Now let’s setup our variables.
variables.tf — the basics:
We’re going to use a variables file within Terraform to get some initial exposure on how to use it. They can be a useful tool for tuning a configuration. In your variables.tf file, add the following:
variable "gcp-project" {
type = string
description = "GCP Project to use, ie sandbox"
}
variable "region" {
type = string
description = "Specify a region, ie, us-central1 | us-east1 | ..."
}
variable "vpc-name" {
type = string
description = "Specify the name of the vpc to be created, ie my-vpc"
}
Let’s review.
We’ve declared three variables: gcp-project, region, and vpc-name. Each variable is declared with a type set to ‘string’, and each one has a unique description. We didn’t edit the vpc.tf yet — it’s ok to be empty. (We’ll see the variable description fields come into focus when we apply our terraform configuration in a later step.)

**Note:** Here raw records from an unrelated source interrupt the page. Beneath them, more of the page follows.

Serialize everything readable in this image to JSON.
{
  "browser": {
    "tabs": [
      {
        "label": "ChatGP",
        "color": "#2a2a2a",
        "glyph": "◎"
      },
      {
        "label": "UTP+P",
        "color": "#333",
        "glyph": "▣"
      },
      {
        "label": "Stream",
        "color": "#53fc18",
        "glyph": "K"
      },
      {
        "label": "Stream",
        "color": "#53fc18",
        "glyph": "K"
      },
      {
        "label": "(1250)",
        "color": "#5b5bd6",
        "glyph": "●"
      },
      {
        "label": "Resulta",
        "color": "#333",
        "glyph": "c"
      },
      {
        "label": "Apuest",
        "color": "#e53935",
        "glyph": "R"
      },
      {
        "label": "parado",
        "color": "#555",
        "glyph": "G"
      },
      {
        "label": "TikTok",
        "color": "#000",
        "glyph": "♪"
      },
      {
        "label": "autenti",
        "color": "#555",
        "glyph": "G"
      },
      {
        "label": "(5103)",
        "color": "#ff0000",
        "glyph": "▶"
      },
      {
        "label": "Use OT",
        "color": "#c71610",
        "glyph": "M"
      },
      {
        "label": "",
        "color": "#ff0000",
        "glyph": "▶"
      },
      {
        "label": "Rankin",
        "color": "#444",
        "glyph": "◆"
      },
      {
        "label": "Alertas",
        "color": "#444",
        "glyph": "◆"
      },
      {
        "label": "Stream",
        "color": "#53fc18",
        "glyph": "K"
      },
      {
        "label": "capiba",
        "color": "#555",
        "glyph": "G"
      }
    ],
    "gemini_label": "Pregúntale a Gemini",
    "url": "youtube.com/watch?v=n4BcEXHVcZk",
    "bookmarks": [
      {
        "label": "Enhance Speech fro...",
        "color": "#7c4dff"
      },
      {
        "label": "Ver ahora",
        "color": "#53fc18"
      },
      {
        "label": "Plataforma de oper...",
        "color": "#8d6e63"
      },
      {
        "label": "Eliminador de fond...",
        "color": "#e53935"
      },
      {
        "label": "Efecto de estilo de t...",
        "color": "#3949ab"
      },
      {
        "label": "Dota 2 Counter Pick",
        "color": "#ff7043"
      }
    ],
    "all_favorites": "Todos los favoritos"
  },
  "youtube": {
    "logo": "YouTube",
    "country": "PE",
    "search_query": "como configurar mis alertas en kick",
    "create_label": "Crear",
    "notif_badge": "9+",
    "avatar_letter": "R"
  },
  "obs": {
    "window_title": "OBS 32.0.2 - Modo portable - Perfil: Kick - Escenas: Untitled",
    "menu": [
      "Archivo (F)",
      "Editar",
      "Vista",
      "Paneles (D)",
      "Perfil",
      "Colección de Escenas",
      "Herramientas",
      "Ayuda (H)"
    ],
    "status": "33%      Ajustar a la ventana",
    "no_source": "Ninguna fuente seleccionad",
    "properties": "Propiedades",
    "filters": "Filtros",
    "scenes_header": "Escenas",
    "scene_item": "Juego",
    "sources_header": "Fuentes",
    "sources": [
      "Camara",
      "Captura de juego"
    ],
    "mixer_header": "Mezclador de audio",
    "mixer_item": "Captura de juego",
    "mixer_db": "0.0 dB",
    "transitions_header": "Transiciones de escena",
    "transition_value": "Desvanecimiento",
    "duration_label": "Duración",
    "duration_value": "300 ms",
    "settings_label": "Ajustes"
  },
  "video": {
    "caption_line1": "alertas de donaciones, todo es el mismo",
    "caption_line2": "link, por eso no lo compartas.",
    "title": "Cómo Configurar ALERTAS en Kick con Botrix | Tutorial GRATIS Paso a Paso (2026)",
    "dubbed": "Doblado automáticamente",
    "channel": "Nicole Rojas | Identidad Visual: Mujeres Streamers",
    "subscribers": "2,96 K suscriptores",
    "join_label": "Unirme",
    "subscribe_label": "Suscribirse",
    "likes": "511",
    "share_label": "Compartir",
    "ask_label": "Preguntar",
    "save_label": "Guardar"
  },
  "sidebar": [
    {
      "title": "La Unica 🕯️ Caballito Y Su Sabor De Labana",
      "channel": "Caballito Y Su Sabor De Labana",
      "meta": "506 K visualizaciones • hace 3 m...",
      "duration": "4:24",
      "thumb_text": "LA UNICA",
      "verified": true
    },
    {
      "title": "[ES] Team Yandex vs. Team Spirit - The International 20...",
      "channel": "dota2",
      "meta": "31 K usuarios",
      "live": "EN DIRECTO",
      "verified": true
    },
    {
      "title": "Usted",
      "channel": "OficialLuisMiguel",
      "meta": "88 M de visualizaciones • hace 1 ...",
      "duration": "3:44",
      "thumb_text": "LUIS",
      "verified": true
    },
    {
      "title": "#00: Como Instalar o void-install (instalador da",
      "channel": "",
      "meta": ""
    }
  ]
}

Pro Tip: variable files are one way to add the ability to dynamically set parameters in Terraform deployments. In future topics I’ll cover Terraform workspaces, locals, and string manipulation approaches to show how we can enable even more approaches to creating dynamic Terraform configurations via code re-use vs hard coding Terraform configurations.

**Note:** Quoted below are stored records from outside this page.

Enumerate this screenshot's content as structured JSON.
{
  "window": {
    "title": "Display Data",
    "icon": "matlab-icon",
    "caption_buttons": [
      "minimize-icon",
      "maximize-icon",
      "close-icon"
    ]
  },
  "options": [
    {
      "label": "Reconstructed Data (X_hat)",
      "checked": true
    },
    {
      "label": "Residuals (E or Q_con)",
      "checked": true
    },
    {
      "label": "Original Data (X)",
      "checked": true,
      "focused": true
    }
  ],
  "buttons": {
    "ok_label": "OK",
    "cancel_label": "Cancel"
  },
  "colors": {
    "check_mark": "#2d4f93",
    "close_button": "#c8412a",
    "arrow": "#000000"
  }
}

main.tf — let’s declare the provider block:
Add the following to your main.tf file:
provider "google" {
project = var.gcp-project
region = var.region
}
Here we can see that we’re telling Terraform to use the ‘google’ provider and within that block we’re referencing our variables for gcp-project and region. Those variables aren’t currently set to anything yet but we’re about to change that.
Terraform Commands — Let’s use terraform init and terraform apply:
We’ve now configured basic versions of a backend.tf, variables.tf, and main.tf. Now it’s time to initialize our Terraform config and verify that it’s working as we expect.
Open a bash terminal and go to the level0 directory:
Let’s initialize our Terraform config. First you’ll need to authenticate to GCP. Run the following commands:
gcloud auth application-default login
# and
gcloud auth login
Next we’re going to initialize our Terraform config via terraform init:
terraform init
In a bash terminal:
terraform init
The output should look similar to the following:
Check your local directory and you’ll see some new terraform files but what’s really interesting is that Terraform wrote content to the GCS bucket prefix with initilization data.
terraform apply
Now it’s time to pull it all together and apply our terraform configuration. For expectation management, we didn’t actually define any infrastructure — we merely established a ‘level0’ baseline from which we can build more advanced Terraform configs. With the expectation management set, let’s run ‘terraform apply’ from within the level0 directory:
Wow — now we can see what the description fields were for in the variables.tf are used for. Since we didn’t set a ‘default’ value in the variables block, Terraform prompts us when we run ‘terraform apply’.
Note how Terraform detected no changes and therefore isn’t configuring any infrastructure, yet it did initialize a state file on our bucket. We can verify this by now running ‘terraform destroy’ as shown below:
Success! In the next installment of this Terraform series I’ll show you how to provision infrastructure on GCP building off of this level0 foundation. “There is now a level zero.”